Un reloj dentro del tronco
Mi abuelo me enseñó lo que significa el
tiempo. Él era un privilegiado, según decía, porque de muy pequeño había
entendido el tic-tac de la vida; de la humana y de la naturaleza. El tiempo,
según él, era uno y eran miles, no se podía contar de la misma forma para cada
ser. El abuelo era un gran observador, se podía pasar un día entero frente a un
árbol y después de horas mirándolo, se levantaba, ponía la oreja en el tronco y
a veces lloraba con él.
Yo le veía cómo, de pronto, después de horas
inmóvil, iba hacia el árbol, lo acariciaba, poco a poco, como si tuviera miedo
de hacerle daño y luego se fundía en un abrazo estremecedor con la oreja pegada
a su corteza, luego, volvía a casa en silencio y con la mirada llena de luz.
Yo, durante los veranos que pasamos en su
casa, aprendí mucho más de lo que podía imaginar en aquel momento.
Un año, cuando yo tenía 14, me atreví a
preguntarle porque se acercaba de aquella forma a los árboles. Él, en lugar de
darme una respuesta concisa, empezó a hablarme de como desde niño, veía en el
aire y en cada ser las partículas del tiempo avanzando. Había aprendido que no
se debía resistir al paso del tiempo, que éste no era algo ajeno a nosotros,
que éramos nosotros mismos; que debíamos escucharlo y bailar a su son; que eso
precisamente, ese baile era la esencia de la vida y que no había nada más
hermoso que seguir su ritmo. Yo seguía con las dudas sobre su relación con los
árboles y él me aclaró que, efectivamente, los árboles no eran mejores que
otros elementos de la naturaleza, pero era más fácil estar junto a ellos.
Mi abuelo murió cuando yo tenía 20 años y
mientras se despedía de cada uno de los miembros de la familia, movía la mano
como si estuviera dirigiendo una orquesta, quizás jugaba con esas partículas
que él tan bien conocía o quizás, simplemente, alejaba su tiempo para que
volara libre. Inmediatamente después del entierro, decidí rendirle un homenaje
y empecé a pensar cómo hacer para que al menos uno de los árboles del bosque
pudiera escuchar el paso del tiempo.
Me tomó muchos meses hacer efectiva la idea
que me había venido a la cabeza.
Intentando no dañar en absoluto al árbol
elegido, empecé por vaciar una parte del tronco, resiguiendo los anillos de
crecimiento para no apropiarme ni alterar su tiempo. Después con paciencia,
aliada al tiempo…. fui encajando y montando todas las piezas del reloj; tuve
dificultades para que el barrilete y sus dientes no se clavaran en el árbol.

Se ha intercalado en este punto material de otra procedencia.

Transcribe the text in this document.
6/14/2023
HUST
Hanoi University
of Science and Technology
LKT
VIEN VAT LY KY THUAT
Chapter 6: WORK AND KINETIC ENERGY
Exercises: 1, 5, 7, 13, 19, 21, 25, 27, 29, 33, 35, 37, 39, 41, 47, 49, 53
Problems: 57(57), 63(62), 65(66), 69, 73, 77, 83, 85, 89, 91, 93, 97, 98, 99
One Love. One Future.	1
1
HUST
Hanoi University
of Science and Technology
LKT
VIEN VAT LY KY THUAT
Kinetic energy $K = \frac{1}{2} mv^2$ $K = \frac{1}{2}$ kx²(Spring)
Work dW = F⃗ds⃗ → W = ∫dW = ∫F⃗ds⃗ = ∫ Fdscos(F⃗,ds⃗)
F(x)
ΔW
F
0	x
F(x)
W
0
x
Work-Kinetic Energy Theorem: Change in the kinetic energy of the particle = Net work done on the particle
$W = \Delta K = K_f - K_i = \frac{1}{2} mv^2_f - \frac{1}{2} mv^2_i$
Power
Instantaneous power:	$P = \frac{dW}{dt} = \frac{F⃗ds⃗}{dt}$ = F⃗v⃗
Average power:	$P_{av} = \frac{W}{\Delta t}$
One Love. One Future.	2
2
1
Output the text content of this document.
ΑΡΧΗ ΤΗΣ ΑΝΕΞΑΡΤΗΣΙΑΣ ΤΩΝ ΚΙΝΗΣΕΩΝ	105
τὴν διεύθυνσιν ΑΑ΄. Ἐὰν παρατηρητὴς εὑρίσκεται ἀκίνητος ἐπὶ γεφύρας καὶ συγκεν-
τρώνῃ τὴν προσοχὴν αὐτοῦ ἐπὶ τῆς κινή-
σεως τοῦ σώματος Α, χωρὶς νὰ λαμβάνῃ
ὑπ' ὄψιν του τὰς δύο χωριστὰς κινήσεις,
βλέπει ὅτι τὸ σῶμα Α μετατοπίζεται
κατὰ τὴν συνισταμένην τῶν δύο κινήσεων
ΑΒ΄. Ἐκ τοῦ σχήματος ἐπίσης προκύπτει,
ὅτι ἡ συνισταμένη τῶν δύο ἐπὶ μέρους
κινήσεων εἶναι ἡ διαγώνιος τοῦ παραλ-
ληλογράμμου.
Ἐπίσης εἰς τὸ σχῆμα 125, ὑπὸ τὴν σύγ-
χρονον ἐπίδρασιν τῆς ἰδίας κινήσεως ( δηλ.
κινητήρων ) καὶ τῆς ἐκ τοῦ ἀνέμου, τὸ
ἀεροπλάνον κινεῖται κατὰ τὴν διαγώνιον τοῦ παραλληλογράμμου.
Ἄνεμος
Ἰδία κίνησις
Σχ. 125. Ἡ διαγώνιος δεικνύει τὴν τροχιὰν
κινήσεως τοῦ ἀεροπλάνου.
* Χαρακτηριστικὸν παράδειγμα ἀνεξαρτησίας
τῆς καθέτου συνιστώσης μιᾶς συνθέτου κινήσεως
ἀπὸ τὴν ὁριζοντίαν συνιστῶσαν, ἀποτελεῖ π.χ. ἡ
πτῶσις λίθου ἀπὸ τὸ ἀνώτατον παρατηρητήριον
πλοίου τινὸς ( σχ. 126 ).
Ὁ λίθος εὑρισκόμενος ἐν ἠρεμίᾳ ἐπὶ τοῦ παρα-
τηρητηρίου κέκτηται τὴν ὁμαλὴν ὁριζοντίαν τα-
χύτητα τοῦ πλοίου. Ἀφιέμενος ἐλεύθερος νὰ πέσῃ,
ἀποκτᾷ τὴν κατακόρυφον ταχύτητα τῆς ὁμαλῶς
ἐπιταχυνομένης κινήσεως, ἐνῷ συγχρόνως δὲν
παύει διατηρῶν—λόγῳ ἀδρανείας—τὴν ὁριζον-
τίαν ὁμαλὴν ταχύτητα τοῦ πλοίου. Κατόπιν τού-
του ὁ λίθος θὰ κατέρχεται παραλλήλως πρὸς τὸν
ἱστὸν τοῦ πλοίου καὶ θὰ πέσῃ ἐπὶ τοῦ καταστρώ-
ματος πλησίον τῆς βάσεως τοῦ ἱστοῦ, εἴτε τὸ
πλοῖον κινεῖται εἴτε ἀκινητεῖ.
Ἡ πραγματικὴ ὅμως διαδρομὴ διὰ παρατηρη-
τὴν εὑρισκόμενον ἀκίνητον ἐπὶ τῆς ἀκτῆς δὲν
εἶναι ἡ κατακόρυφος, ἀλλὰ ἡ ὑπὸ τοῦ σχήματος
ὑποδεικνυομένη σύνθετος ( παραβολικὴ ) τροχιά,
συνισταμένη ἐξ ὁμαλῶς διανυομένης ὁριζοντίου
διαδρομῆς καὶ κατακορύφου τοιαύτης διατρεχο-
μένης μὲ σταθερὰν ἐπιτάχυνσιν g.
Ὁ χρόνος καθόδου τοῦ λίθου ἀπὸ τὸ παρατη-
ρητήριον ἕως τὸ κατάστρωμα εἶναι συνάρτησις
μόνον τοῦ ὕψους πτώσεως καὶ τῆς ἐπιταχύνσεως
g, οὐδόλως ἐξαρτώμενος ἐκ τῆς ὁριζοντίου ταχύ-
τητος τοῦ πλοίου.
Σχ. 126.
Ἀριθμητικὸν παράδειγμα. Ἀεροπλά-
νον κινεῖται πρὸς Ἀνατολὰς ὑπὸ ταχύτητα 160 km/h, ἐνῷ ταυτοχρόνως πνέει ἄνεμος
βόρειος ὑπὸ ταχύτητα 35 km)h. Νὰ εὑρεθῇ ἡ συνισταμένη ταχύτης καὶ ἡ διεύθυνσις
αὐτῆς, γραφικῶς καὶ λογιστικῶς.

Así, con amor, con el recuerdo de las manos de mi abuelo acariciando los
troncos y jugando con la unión de todos los tiempos, también el mío, claro
está, fui dotando de un tic-tac audible al árbol escogido.
Y ahí está, aunque parezca mentira han pasado
20 años y el árbol sigue en su sitio, ajeno al tic-tac incrustado en su tronco
y es gracias a él que me di cuenta de que, posiblemente, el comportamiento
humano es muy semejante al de la naturaleza ya que tampoco nosotros solemos
escuchar nuestro reloj, tampoco nosotros miramos el tiempo incrustado en
nuestra piel, en nuestro cuerpo, para estar atentos a cómo va pasando, sin
drama, sin temor, sencillamente al ritmo que nosotros mismos marcamos.
Yo, como mi abuelo, me he acostumbrado a
observar la naturaleza, aunque nunca más me he atrevido a hacer experimentos.
Sencillamente miro lo que me rodea y agradezco formar parte del mundo, sobre
todo desde que un día decidí sacarme el reloj de la muñeca. Sólo me interesa
escuchar mi tiempo, el que, ahora sí, reconozco en cada parte de mí.